9 HAZİRAN 2015- HÜDA–PAR'a yakın İhya-Der Başkan Yardımcısı Aytaç Baran, evinin önünde öldürüldü. Olayın ardından çıkan sokak çatışmalarında 3 kişi hayatını kaybetti.
20 TEMMUZ 2015- Kobani'yi yeniden inşa etme çağrısıyla Şanlıurfa'nın Suruç ilçesinde toplanan 300 kişilik gruba canlı bomba saldırısı oldu. 32 kişi öldü, 103 kişi yaralandı.
20 Temmuz 2015- Adıyaman'da terör örgütü PKK ile çıkan çatışmada bir asker şehit oldu.
22 TEMMUZ 2015- Şanlıurfa'nın Ceylanpınar ilçesinde polis memurları Feyyaz Yumuşak ile Okan Acar, kaldıkları evde şehit edildi.
23 Temmuz 2015- IŞİD'in elindeki Ayyeşe köyünden yapılan saldırıda 1 astsubay şehit oldu, 2 uzman çavuş yaralandı.
23 Temmuz 2015- Diyarbakır'da trafik polisine pusu kuruldu. Memurlardan Tansu Aydın şehit olurken, Ali Karahan ağır yaralandı.
25 Temmuz 2015- 3 yıl sonra Kandil bombalandı.
25 Temmuz 2015- Türkiye geneli IŞİD, PKK ve DHKP-C operasyonlarında 600'den fazla kişi gözaltına alındı. Canlı bomba olduğu iddia edilen DHKP-C militanı Günay Özaslan, operasyonda öldürüldü.
25 Temmuz 2015- Gazi Mahallesi'ndeki cemevinden Günay Özarslan'ın cenazesini kaldırmak isteyen gruba izin verilmedi. Çıkan çatışmada Çevik Kuvvet'te görevli Muhammet Fatih Sivri şehit oldu.
27 Temmuz 2015- Muş'un Malazgirt İlçesi Jandarma Komutanı Binbaşı Arslan Kulaksız, eşi ve kızıyla birlikte aracının içerisindeyken uğradığı saldırıda şehit oldu.
28 Temmuz 2015-Şemdinli'de görevli Uzman Çavuş Ziya Sarpkaya, banka sırasında başından vurularak şehit edildi.
29 Temmuz 2015- Diyarbakır'da polis otomobiline saldırı düzenlendi.

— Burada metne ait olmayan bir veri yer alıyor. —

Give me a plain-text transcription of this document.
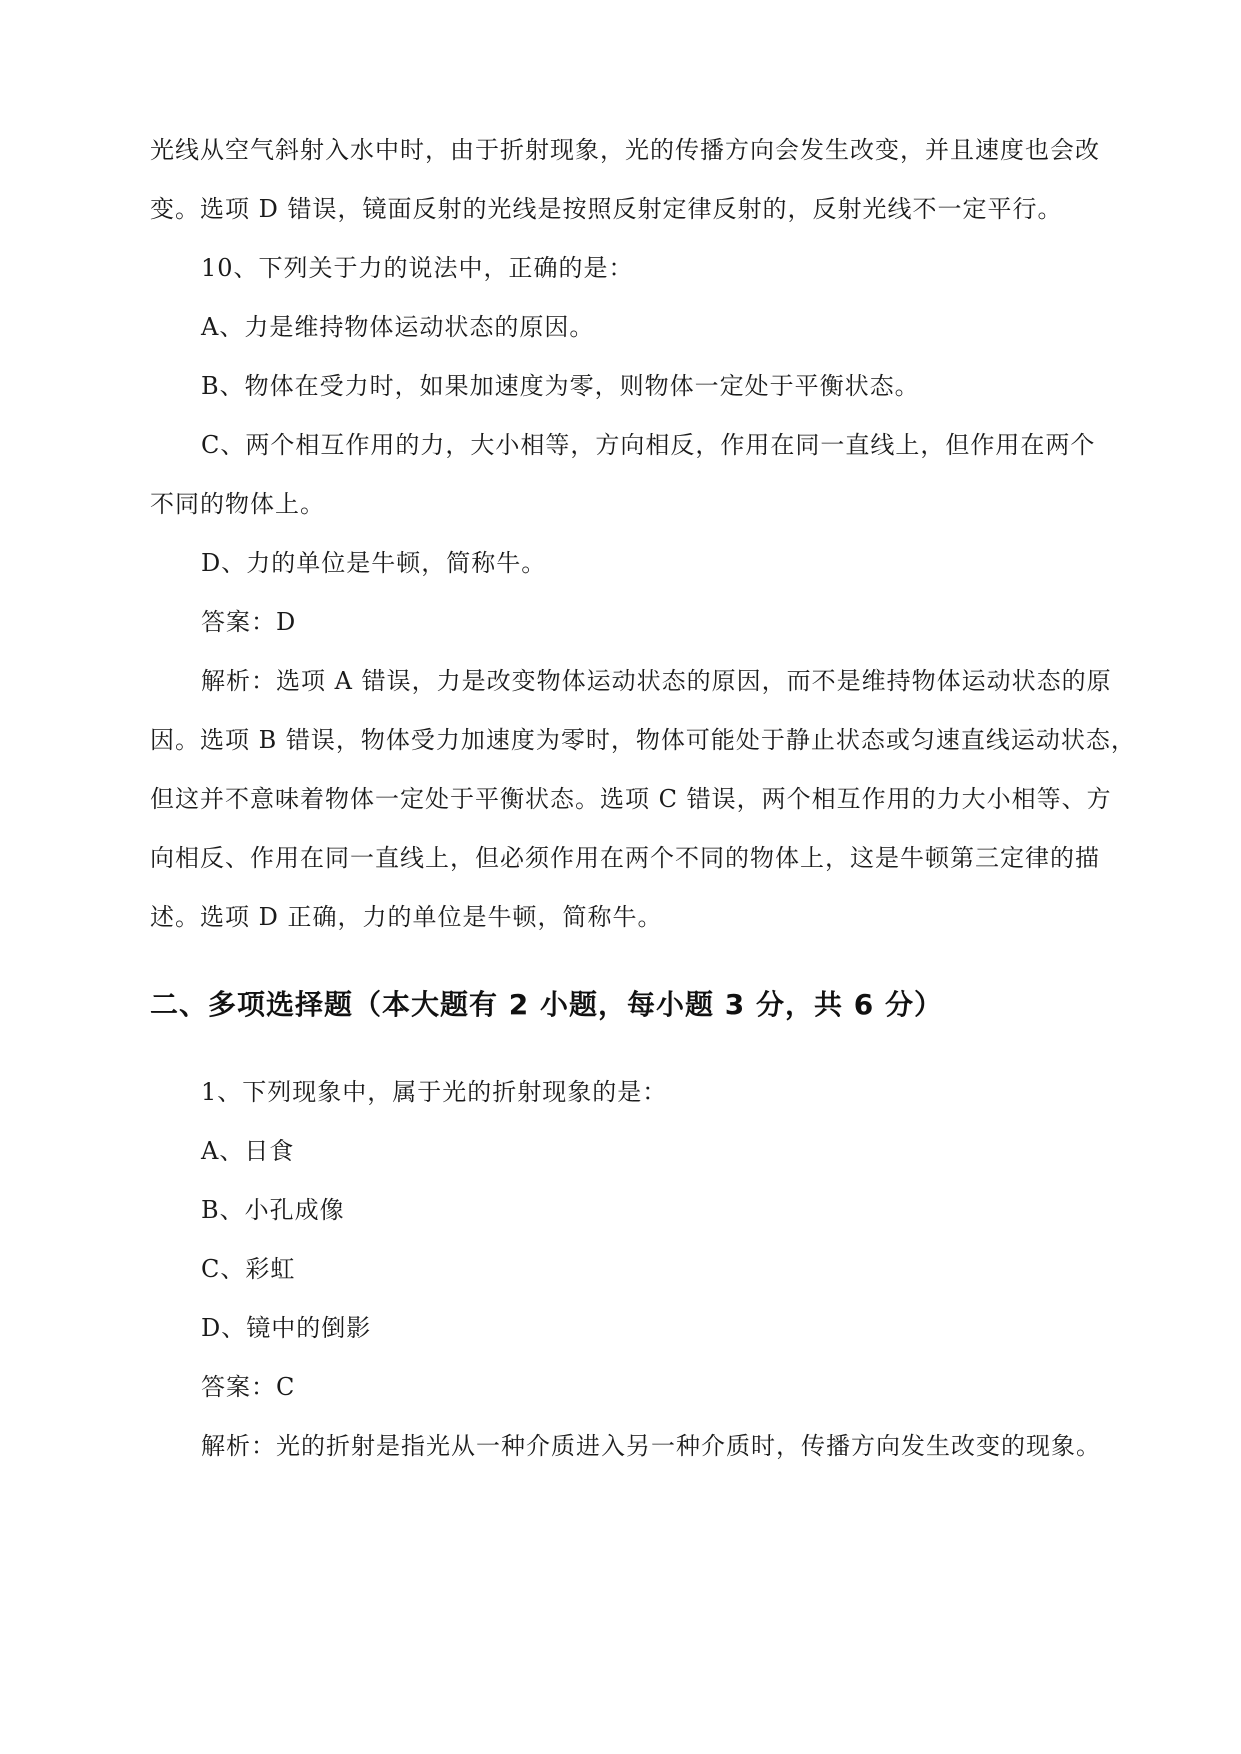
光线从空气斜射入水中时，由于折射现象，光的传播方向会发生改变，并且速度也会改
变。选项 D 错误，镜面反射的光线是按照反射定律反射的，反射光线不一定平行。
10、下列关于力的说法中，正确的是：
A、力是维持物体运动状态的原因。
B、物体在受力时，如果加速度为零，则物体一定处于平衡状态。
C、两个相互作用的力，大小相等，方向相反，作用在同一直线上，但作用在两个
不同的物体上。
D、力的单位是牛顿，简称牛。
答案：D
解析：选项 A 错误，力是改变物体运动状态的原因，而不是维持物体运动状态的原
因。选项 B 错误，物体受力加速度为零时，物体可能处于静止状态或匀速直线运动状态，
但这并不意味着物体一定处于平衡状态。选项 C 错误，两个相互作用的力大小相等、方
向相反、作用在同一直线上，但必须作用在两个不同的物体上，这是牛顿第三定律的描
述。选项 D 正确，力的单位是牛顿，简称牛。
二、多项选择题（本大题有 2 小题，每小题 3 分，共 6 分）
1、下列现象中，属于光的折射现象的是：
A、日食
B、小孔成像
C、彩虹
D、镜中的倒影
答案：C
解析：光的折射是指光从一种介质进入另一种介质时，传播方向发生改变的现象。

Polis memuru Mehmet Uyar şehit olurken, yoldan geçen bir vatandaş öldü.
30 Temmuz 2015- Şırnak'ta teröristler, askere ateş açtı: 1'i subay 3 asker şehit. Diyarbakır'daki saldırıda da bir polis ve bir vatandaş hayatını kaybetti.